L’abolition définitive du changement d’heure est bloquée dans l’Union européenne. En aucun cas la mesure n’entrera en vigueur en 2019, comme l’avait initialement proposé le président de la Commission Jean-Claude Juncker. Aucun pays membre n’a soutenu ce calendrier accéléré lors du débat qui s’est tenu lundi lors de la réunion des 28 ministres des transports à Bruxelles. Tous les gouvernements ont des réserves sur le plan de l’exécutif communautaire et demandent plus de temps pour la consultation publique et l’analyse d’impact. Le résultat est que la fin des ajustements saisonniers de l’horloge est reportée indéfiniment : la prochaine discussion au niveau ministériel n’aura pas lieu avant juin 2019.

Au cours du débat public de ce lundi, 6 des 14 pays intervenants (Allemagne, Lituanie, Finlande, Estonie, Lettonie et Croatie) ont soutenu l’abolition du changement horaire. Ils jouissent d’un grand soutien populaire en faveur de cette mesure. 84% des Européens – un pourcentage qui passe à 93% dans le cas de l’Espagne – veulent mettre fin à ce rituel, selon les résultats de la consultation publique organisée par Bruxelles cet été. Ils se plaignent de son impact négatif sur la santé et du fait qu’il ne sert pas à économiser l’énergie, sa finalité première. Mais même les gouvernements les plus convaincus demandent plus de temps pour décider s’il faut rester définitivement à l’heure d’été ou à l’heure d’hiver et se coordonner avec leurs voisins.
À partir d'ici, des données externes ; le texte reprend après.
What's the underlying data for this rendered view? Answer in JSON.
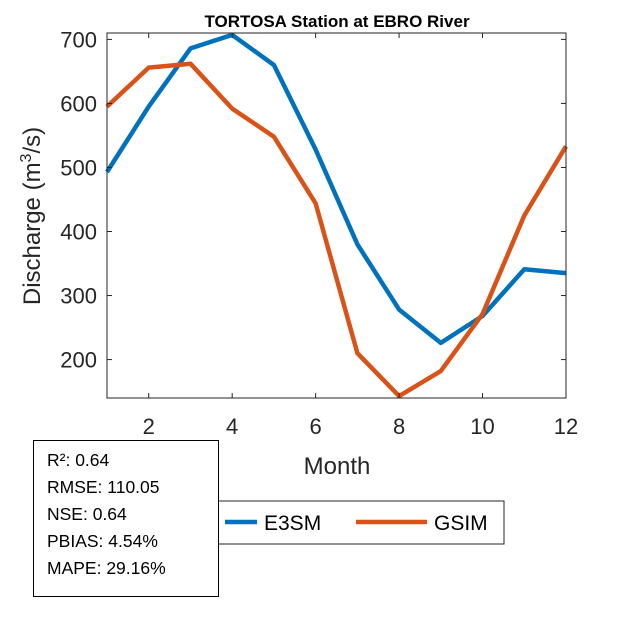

Un autre groupe de pays n’a pas encore de position officielle sur l’abolition du changement horaire et beaucoup de doutes. De ce côté se trouvent l’Irlande, la Hollande, la République Tchèque, la Slovaquie, la Suède, la France et aussi l’Espagne. Le secrétaire d’État aux Transports, Pedro Saura, a expliqué au cours du débat que le gouvernement espagnol maintient une “attitude ouverte” et une “bonne prédisposition” envers la proposition. Mais avant de prendre une position définitive, il attend avec intérêt d’entendre le rapport du groupe de 14 experts qui a été nommé en septembre. “Le gouvernement espagnol a convoqué un comité d’experts et lorsque le comité d’experts se prononcera, le gouvernement espagnol prendra position “, déclare Saura.

Un seul État membre, le Portugal, s’est clairement prononcé contre le changement d’heure. Cette position est également partagée par la Grèce et le Royaume-Uni, qui ne se sont pas exprimés lundi. Le Portugal a déjà suspendu le changement d’heure à deux reprises : dans les années 1920, lorsqu’il est resté en permanence à l’heure d’été, et entre 1967 et 1975, lorsqu’il a choisi l’heure d’été. “Dans les deux cas, elle a été abandonnée en raison de l’inconfort qu’elle a causé au sein de la population”, a déclaré le ministre portugais. “Le système actuel a fonctionné et est le plus approprié pour notre pays “, a-t-il ajouté.

Vers un chaos de fuseaux horaires ?

Même la proposition de la présidence autrichienne de reporter le changement de fin d’heure à 2021 n’a servi à débloquer le débat. Le calendrier est toujours ” ambitieux “, a déclaré le ministre irlandais. La plupart des pays n’ont pas encore achevé les consultations nationales et n’ont donc pas encore de position définitive. En outre, plusieurs délégations ont demandé à la Commission de réaliser une analyse d’impact approfondie pour aider les États membres à prendre une décision cohérente et éclairée.

La principale préoccupation des gouvernements est que la proposition dégénère en un chaos de fuseaux horaires, étant donné que chaque pays sera libre de choisir s’il restera en permanence en hiver ou en été. C’est pourquoi tous les ministres ont insisté sur la nécessité d’une approche harmonisée et bien coordonnée dans toute l’Union afin de garantir le bon fonctionnement du marché intérieur et en particulier du secteur des transports.

“Compte tenu de ce qui précède, on peut conclure que les États membres ont besoin de plus de temps pour adopter une position définitive sur les principaux éléments de la proposition”, indique le rapport sur les progrès réalisés par la présidence autrichienne. La commissaire chargée des transports, Violeta Bulc, a déploré l’absence d’accord et a appelé les gouvernements à accélérer les consultations avec leurs voisins et à être en mesure de définir une position définitive d’ici juin 2019.